Maulén, che ha guidato la protesta cittadina davanti alla sede di Aguas Andinas, ha lamentato l’assenza di un progetto concreto per risolvere il problema ambientale di La Farfana, sottolineando che i residenti hanno solo 60 giorni per presentare reclami, secondo una nuova legge sull’impatto ambientale.
“Non sappiamo se la nostra opinione verrà presa in considerazione, perché questo è un tema tecnico e anche politico, e le pressioni di Aguas Andinas sul governo e sui media non è da poco”, ha avvertito il dirigente.
L’impianto “è stato difettoso per un problema di fondo: se hanno promesso di eliminare i cattivi odori e di trattare tutti i residui a La Farfana, è inaccettabile che propongano di continuare a trasferire gli scarichi con i camion, visto che doveva essere solo una misura d’emergenza”, ha detto.
“Anche qui è responsabile lo Stato, che possiede il 35 per cento delle azioni dell’impresa sanitaria”, ha aggiunto Maulén. Le autorità hanno accettato il sistema di essiccamento solare dei residui fangosi, inadatto al clima invernale di Santiago, come anche l’installazione di biodigestori anaerobici (depuratori dell’acqua) inadeguati per La Farfana”, ha proseguito.
L’attivista si è chiesto se le autorità avrebbero reagito altrettanto lentamente se le proteste fossero venute dagli abitanti dei quartieri più ricchi della città. “A La Dehesa (una circoscrizione ad alto reddito) c’è un piccolo impianto di depurazione completamente chiuso, che non emette nessun cattivo odore”, ha aggiunto Maulén.
“In questo scenario, scopriremo se lo Stato è a favore dell’impresa privata o della comunità”, ha proclamato l’attivista.
Per la prima volta, Aguas Andinas ha detto di voler aprire un tavolo di trattativa con le organizzazioni della società civile e con lo Stato, con l’intermediazione dell’Università del Cile.
Anche il comitato di coordinamento intercomunale farà le sue osservazioni tecniche al governo e continuerà a sensibilizzare la comunità, sollevando il problema attraverso la stampa.
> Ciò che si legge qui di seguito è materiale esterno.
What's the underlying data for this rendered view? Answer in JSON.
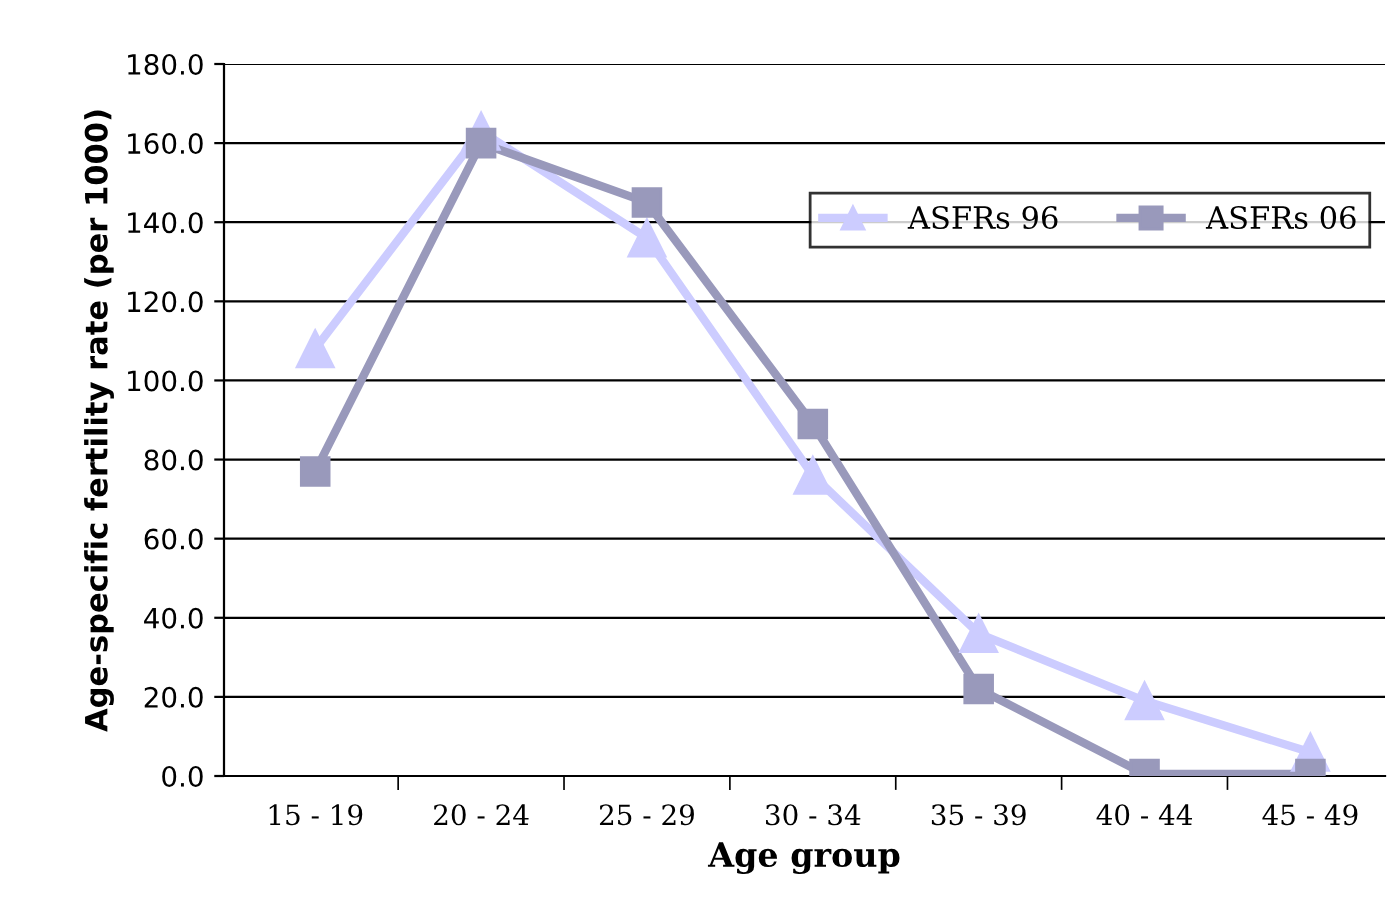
{
  "chart_data": {
    "type": "line",
    "xlabel": "Age group",
    "ylabel": "Age-specific fertility rate (per 1000)",
    "categories": [
      "15 - 19",
      "20 - 24",
      "25 - 29",
      "30 - 34",
      "35 - 39",
      "40 - 44",
      "45 - 49"
    ],
    "series": [
      {
        "name": "ASFRs 96",
        "color": "#ccccff",
        "marker": "triangle",
        "values": [
          108,
          163,
          136,
          76,
          36,
          19,
          6
        ]
      },
      {
        "name": "ASFRs 06",
        "color": "#9999bb",
        "marker": "square",
        "values": [
          77,
          160,
          145,
          89,
          22,
          0.5,
          0.5
        ]
      }
    ],
    "ylim": [
      0,
      180
    ],
    "yticks": [
      {
        "value": 0,
        "label": "0.0"
      },
      {
        "value": 20,
        "label": "20.0"
      },
      {
        "value": 40,
        "label": "40.0"
      },
      {
        "value": 60,
        "label": "60.0"
      },
      {
        "value": 80,
        "label": "80.0"
      },
      {
        "value": 100,
        "label": "100.0"
      },
      {
        "value": 120,
        "label": "120.0"
      },
      {
        "value": 140,
        "label": "140.0"
      },
      {
        "value": 160,
        "label": "160.0"
      },
      {
        "value": 180,
        "label": "180.0"
      }
    ],
    "grid": "y",
    "legend": "top right",
    "line_style": "solid"
  }
}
Il comune di Pudahuel non solo ospita La Farfana e i suoi odori pestilenziali, ma è anche attraversata dal fiume Mapocho, che raccoglie il 25 per cento delle acque reflue di 11 municipi.
Il sindaco Carrasco, che ha guidato le denunce presentate al governo di Lagos, ha detto all’IPS che “mettendo una toppa qua e una là, il problema di fondo non è stato risolto”. I residenti hanno chiesto che “l’impresa investa in sistemi di essiccamento con tecnologie più costose”. “Trasferire i residui con i camion significa soltanto spostare il problema da un posto all’altro”, sostengono.
“A causa delle difficoltà tecniche, il progetto (de La Farfana) è fallito e le istituzioni governative che l’hanno approvato devono assumersene la responsabilità”, ha avvertito Carrasco.
“Le fasce più povere devono sempre assumersi il peso della tranquillità dell’intera regione. Qualcuno parla di fattori tecnici, ma abbiamo almeno il diritto di essere risarciti, di avere la garanzia che le cose funzionino e di non dover pagare il conto per tutti quelli che vivono molto meglio di noi”, ha affermato.
Il sindaco ha riconosciuto l’intervento diretto di Lagos in questa crisi. Ma ha aggiunto che “la volontà deve essere accompagnata da politiche e decisioni solide, per presentare soluzioni concrete”.
L’impresa “deve investire ciò che è necessario per rispettare la qualità di vita della popolazione, che protesta da due anni. La verità è che siamo davvero stanchi di questa faccenda”, ha concluso.